While the celebs have stayed the course at sister restaurant The Ivy, for the most part, they drifted away from Le Caprice favouring Mayfair's revolving door of newer venues. All this could have challenged Le Caprice's identity and indeed viability, but instead, the restaurant continues to flourish. What they've done is a fantastic job at evolving away from the fashion set to one that offers wider appeal as a restaurant which delivers a consistently solid experience of: good food, friendly service and congenial atmosphere. They're to be congratulated for what they've achieved.
This is not the first time we've been to Le Caprice or the second. Or even the third. I've been coming to Le Caprice (irregularly admittedly) for over a decade and I remember it especially (in what must have been Mark Hix's day) for a brilliant bone in ribeye, the best I had ever tasted at the time, though it was some years ago now. As I look back over all those meals, I now remember it principally for never letting me down which is in itself no mean feat over such a spread of years.
What they have created at Le Caprice is an environment that you can enjoy if you're there with your wife/husband, girlfriend/boyfriend, but also where you can take your parents, or indeed your children and still feel welcomed. That's quite an achievement too and they do it well. We've taken our parents to Le Caprice and they loved it. MrsCC has been there with a friend with her young daughter and the restaurant gave her a colouring set to keep her entertained. It seems to be the right restaurant for all occasions and so we found ourselves choosing to have our first wedding anniversary lunch there. Or brunch rather because it's a Sunday.
That takes us on to the food. We should first say that we've never had a bad meal there.
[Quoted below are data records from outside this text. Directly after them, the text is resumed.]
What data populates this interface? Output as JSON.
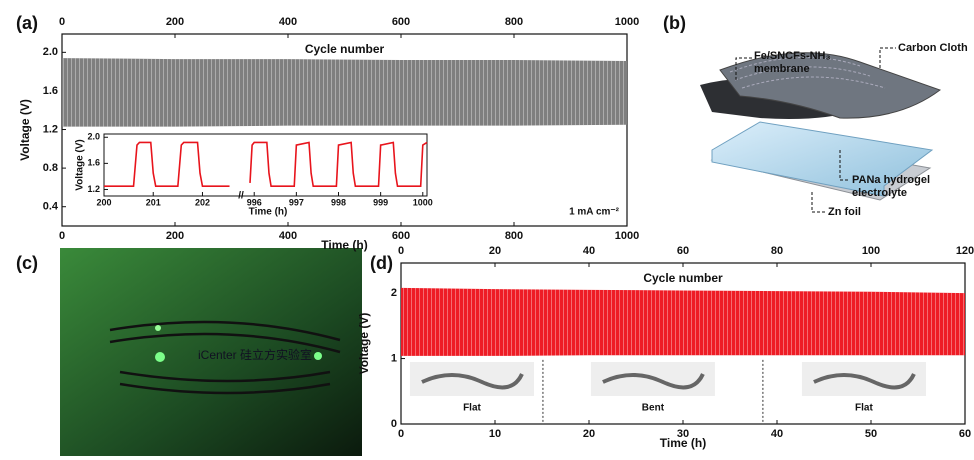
{
  "panels": {
    "labels": [
      "(a)",
      "(b)",
      "(c)",
      "(d)"
    ],
    "schematic": {
      "membrane": "Fe/SNCFs-NH₃",
      "membrane_2": "membrane",
      "carbon_cloth": "Carbon Cloth",
      "electrolyte": "PANa hydrogel",
      "electrolyte_2": "electrolyte",
      "zn": "Zn foil"
    },
    "photo_text": "iCenter 硅立方实验室"
  },
  "chart_data": [
    {
      "type": "band",
      "xlabel": "Time (h)",
      "ylabel": "Voltage (V)",
      "x2label": "Cycle number",
      "annotation": "1 mA cm⁻²",
      "x": [
        0,
        200,
        400,
        600,
        800,
        1000
      ],
      "high": [
        1.94,
        1.93,
        1.93,
        1.92,
        1.92,
        1.91
      ],
      "low": [
        1.23,
        1.23,
        1.24,
        1.24,
        1.24,
        1.25
      ],
      "color": "#7f7f7f",
      "xlim": [
        0,
        1000
      ],
      "xticks": [
        0,
        200,
        400,
        600,
        800,
        1000
      ],
      "x2lim": [
        0,
        1000
      ],
      "x2ticks": [
        0,
        200,
        400,
        600,
        800,
        1000
      ],
      "ylim": [
        0.2,
        2.19
      ],
      "yticks": [
        0.4,
        0.8,
        1.2,
        1.6,
        {
          "value": 2,
          "label": "2.0"
        }
      ]
    },
    {
      "type": "line",
      "xlabel": "Time (h)",
      "ylabel": "Voltage (V)",
      "color": "#e8141c",
      "ylim": [
        1.1,
        2.05
      ],
      "yticks": [
        1.2,
        1.6,
        {
          "value": 2,
          "label": "2.0"
        }
      ],
      "segments": [
        {
          "xlim": [
            200,
            202.6
          ],
          "xticks": [
            200,
            201,
            202
          ],
          "x": [
            200.0,
            200.6,
            200.67,
            200.72,
            200.95,
            201.0,
            201.05,
            201.5,
            201.57,
            201.62,
            201.9,
            201.95,
            202.0,
            202.55
          ],
          "values": [
            1.25,
            1.25,
            1.88,
            1.92,
            1.92,
            1.45,
            1.25,
            1.25,
            1.88,
            1.92,
            1.92,
            1.45,
            1.25,
            1.25
          ]
        },
        {
          "xlim": [
            995.9,
            1000.1
          ],
          "xticks": [
            996,
            997,
            998,
            999,
            1000
          ],
          "x": [
            995.9,
            995.95,
            996.0,
            996.3,
            996.35,
            996.4,
            996.95,
            997.0,
            997.3,
            997.35,
            997.4,
            997.95,
            998.0,
            998.3,
            998.35,
            998.4,
            998.95,
            999.0,
            999.3,
            999.35,
            999.4,
            999.95,
            1000.0,
            1000.1
          ],
          "values": [
            1.3,
            1.88,
            1.92,
            1.92,
            1.45,
            1.25,
            1.25,
            1.88,
            1.92,
            1.45,
            1.25,
            1.25,
            1.88,
            1.92,
            1.45,
            1.25,
            1.25,
            1.88,
            1.92,
            1.45,
            1.25,
            1.25,
            1.88,
            1.92
          ]
        }
      ]
    },
    {
      "type": "band",
      "xlabel": "Time (h)",
      "ylabel": "Voltage (V)",
      "x2label": "Cycle number",
      "x": [
        0,
        10,
        20,
        30,
        40,
        50,
        60
      ],
      "high": [
        2.08,
        2.06,
        2.05,
        2.04,
        2.03,
        2.02,
        2.0
      ],
      "low": [
        1.04,
        1.04,
        1.05,
        1.05,
        1.05,
        1.05,
        1.05
      ],
      "color": "#ee1c25",
      "xlim": [
        0,
        60
      ],
      "xticks": [
        0,
        10,
        20,
        30,
        40,
        50,
        60
      ],
      "x2lim": [
        0,
        120
      ],
      "x2ticks": [
        0,
        20,
        40,
        60,
        80,
        100,
        120
      ],
      "ylim": [
        0,
        2.46
      ],
      "yticks": [
        0,
        1,
        2
      ],
      "dividers": [
        15.1,
        38.5
      ],
      "annotations": [
        "Flat",
        "Bent",
        "Flat"
      ]
    }
  ]
}
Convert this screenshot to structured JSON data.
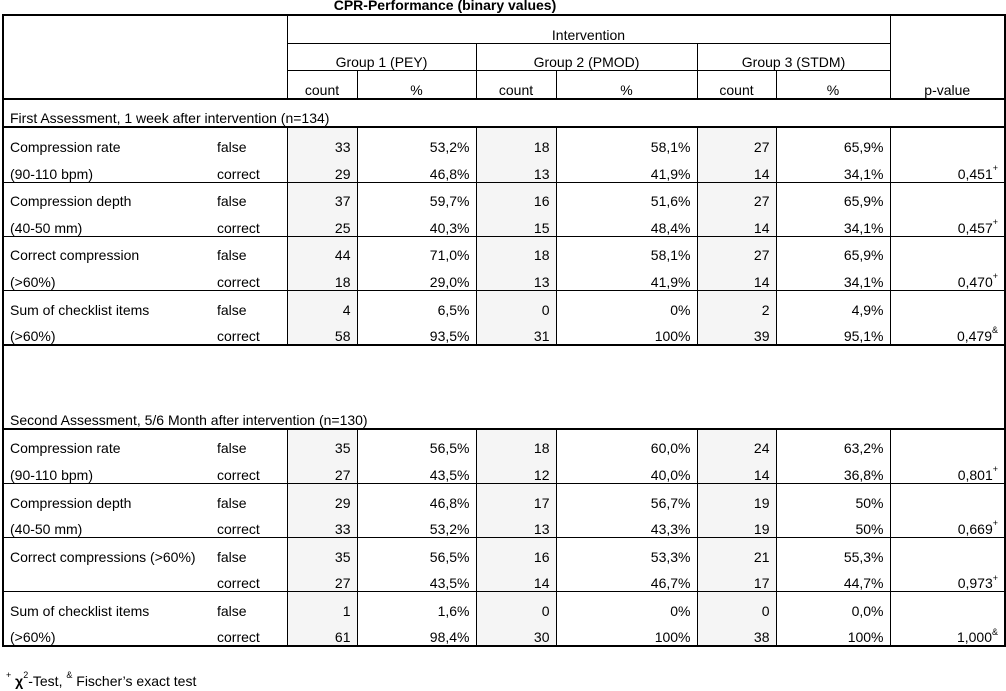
{
  "title": "CPR-Performance (binary values)",
  "header": {
    "intervention": "Intervention",
    "groups": [
      "Group 1 (PEY)",
      "Group 2 (PMOD)",
      "Group 3 (STDM)"
    ],
    "count": "count",
    "percent": "%",
    "pvalue": "p-value"
  },
  "assessments": [
    {
      "title": "First Assessment, 1 week after intervention  (n=134)",
      "blocks": [
        {
          "label1": "Compression rate",
          "label2": "(90-110 bpm)",
          "rows": [
            {
              "outcome": "false",
              "values": [
                "33",
                "53,2%",
                "18",
                "58,1%",
                "27",
                "65,9%"
              ]
            },
            {
              "outcome": "correct",
              "values": [
                "29",
                "46,8%",
                "13",
                "41,9%",
                "14",
                "34,1%"
              ]
            }
          ],
          "pvalue": "0,451",
          "mark": "+"
        },
        {
          "label1": "Compression depth",
          "label2": "(40-50 mm)",
          "rows": [
            {
              "outcome": "false",
              "values": [
                "37",
                "59,7%",
                "16",
                "51,6%",
                "27",
                "65,9%"
              ]
            },
            {
              "outcome": "correct",
              "values": [
                "25",
                "40,3%",
                "15",
                "48,4%",
                "14",
                "34,1%"
              ]
            }
          ],
          "pvalue": "0,457",
          "mark": "+"
        },
        {
          "label1": "Correct compression",
          "label2": "(>60%)",
          "rows": [
            {
              "outcome": "false",
              "values": [
                "44",
                "71,0%",
                "18",
                "58,1%",
                "27",
                "65,9%"
              ]
            },
            {
              "outcome": "correct",
              "values": [
                "18",
                "29,0%",
                "13",
                "41,9%",
                "14",
                "34,1%"
              ]
            }
          ],
          "pvalue": "0,470",
          "mark": "+"
        },
        {
          "label1": "Sum of checklist items",
          "label2": "(>60%)",
          "rows": [
            {
              "outcome": "false",
              "values": [
                "4",
                "6,5%",
                "0",
                "0%",
                "2",
                "4,9%"
              ]
            },
            {
              "outcome": "correct",
              "values": [
                "58",
                "93,5%",
                "31",
                "100%",
                "39",
                "95,1%"
              ]
            }
          ],
          "pvalue": "0,479",
          "mark": "&"
        }
      ]
    },
    {
      "title": "Second Assessment, 5/6 Month after intervention (n=130)",
      "blocks": [
        {
          "label1": "Compression rate",
          "label2": "(90-110 bpm)",
          "rows": [
            {
              "outcome": "false",
              "values": [
                "35",
                "56,5%",
                "18",
                "60,0%",
                "24",
                "63,2%"
              ]
            },
            {
              "outcome": "correct",
              "values": [
                "27",
                "43,5%",
                "12",
                "40,0%",
                "14",
                "36,8%"
              ]
            }
          ],
          "pvalue": "0,801",
          "mark": "+"
        },
        {
          "label1": "Compression depth",
          "label2": "(40-50 mm)",
          "rows": [
            {
              "outcome": "false",
              "values": [
                "29",
                "46,8%",
                "17",
                "56,7%",
                "19",
                "50%"
              ]
            },
            {
              "outcome": "correct",
              "values": [
                "33",
                "53,2%",
                "13",
                "43,3%",
                "19",
                "50%"
              ]
            }
          ],
          "pvalue": "0,669",
          "mark": "+"
        },
        {
          "label1": "Correct compressions (>60%)",
          "label2": "",
          "rows": [
            {
              "outcome": "false",
              "values": [
                "35",
                "56,5%",
                "16",
                "53,3%",
                "21",
                "55,3%"
              ]
            },
            {
              "outcome": "correct",
              "values": [
                "27",
                "43,5%",
                "14",
                "46,7%",
                "17",
                "44,7%"
              ]
            }
          ],
          "pvalue": "0,973",
          "mark": "+"
        },
        {
          "label1": "Sum of checklist items",
          "label2": "(>60%)",
          "rows": [
            {
              "outcome": "false",
              "values": [
                "1",
                "1,6%",
                "0",
                "0%",
                "0",
                "0,0%"
              ]
            },
            {
              "outcome": "correct",
              "values": [
                "61",
                "98,4%",
                "30",
                "100%",
                "38",
                "100%"
              ]
            }
          ],
          "pvalue": "1,000",
          "mark": "&"
        }
      ]
    }
  ],
  "footnote": {
    "plus": "+",
    "chi": "χ",
    "two": "2",
    "chi_text": "-Test, ",
    "amp": "&",
    "fischer": " Fischer’s exact test"
  }
}
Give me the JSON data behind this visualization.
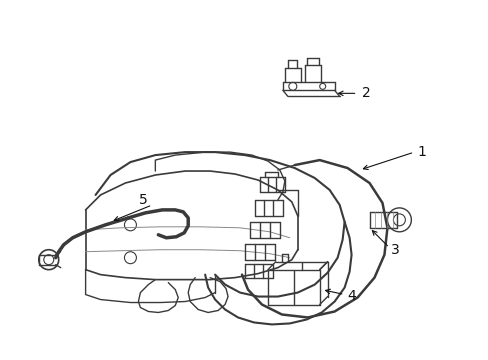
{
  "background_color": "#ffffff",
  "line_color": "#3a3a3a",
  "line_width": 1.0,
  "label_fontsize": 10,
  "figsize": [
    4.89,
    3.6
  ],
  "dpi": 100,
  "label_color": "#111111"
}
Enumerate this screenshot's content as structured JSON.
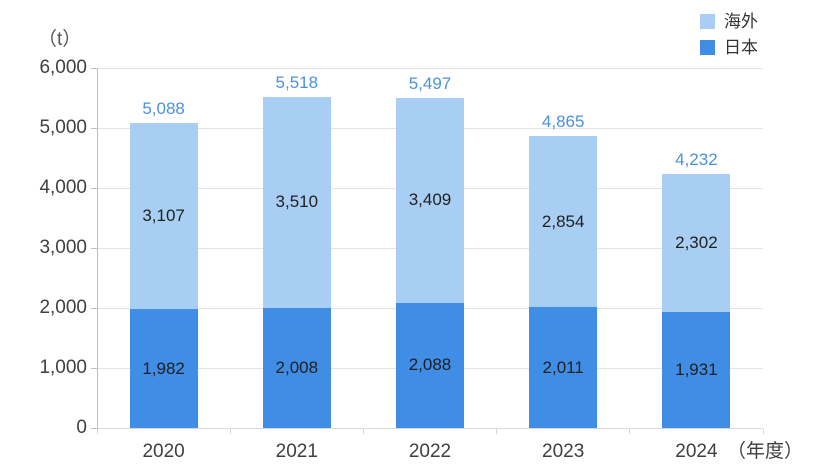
{
  "figure": {
    "unit_label": "（t）",
    "x_suffix_label": "（年度）",
    "legend": {
      "items": [
        {
          "label": "海外",
          "color": "#A9CEF4"
        },
        {
          "label": "日本",
          "color": "#3F8DE4"
        }
      ]
    }
  },
  "chart_data": {
    "type": "bar",
    "stacked": true,
    "title": "",
    "xlabel": "（年度）",
    "ylabel": "（t）",
    "categories": [
      "2020",
      "2021",
      "2022",
      "2023",
      "2024"
    ],
    "series": [
      {
        "name": "日本",
        "color": "#3F8DE4",
        "values": [
          1982,
          2008,
          2088,
          2011,
          1931
        ]
      },
      {
        "name": "海外",
        "color": "#A9CEF4",
        "values": [
          3107,
          3510,
          3409,
          2854,
          2302
        ]
      }
    ],
    "totals": [
      5088,
      5518,
      5497,
      4865,
      4232
    ],
    "total_label_color": "#4B92DE",
    "value_label_color": "#1F1F1F",
    "ylim": [
      0,
      6000
    ],
    "ytick_step": 1000,
    "ytick_labels": [
      "0",
      "1,000",
      "2,000",
      "3,000",
      "4,000",
      "5,000",
      "6,000"
    ],
    "grid": true,
    "legend_position": "top-right",
    "legend_order": [
      "海外",
      "日本"
    ]
  }
}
The food is in fact very good, but it doesn't quite reach the highs of stopping the prevailing conversion for anyone around the table to exclaim 'wow, that's amazing'. But also near guaranteed is that you'll never have to stop the conversation to say 'wow, that sucks,' for it never does. The food is reliable and there to satisfy rather than push culinary frontiers; they don't have a Michelin star but neither they, nor their customers it seems, are too bothered by that. Main course items include salmon fishcakes, the Caprice burger, rib eye steak and pork chops in a menu that encompasses over a dozen options for the main course alone.
On Sunday, through till 5pm it's the brunch menu that gives you additional options ranging from a pitcher of Bloody Mary or Buck's Fizz through to smoked salmon with scrambled eggs. This takes us on to our own choices for today: we started with Steak tartare and the aforementioned smoked salmon with scrambled eggs, and for mains, Chicken alla Milanese (with parsley, lemon and garlic) and deep fried haddock with minted pea puree, chips and tartare sauce (so fish and chips with mushy peas then).
With our plates mostly cleared, we were also pretty full when desserts were offered and desserts such as lemon sponge pudding with custard or chocolate fondant seemed too much. Instead, we had a plate of Scandinavian iced berries with hot white chocolate sauce. The plate came with these beautifully tiny strawberries, raspberries, red currants, blueberries etc. The dish was a great contrast between hot and cold, sweet chocolate and acidic fruit and frozen crunch and hot liquid chocolate. Beautiful colours too.
So, rather than enter its middle years sulking that the celebs are gone, they've embraced the change and in doing so, they embrace you too. And because they're consistent and reliable, you don't have to worry about the restaurant letting you down, they simply wont, and that frees you up to enjoy the people you are with. Sometimes, that's exactly what you want from a restaurant.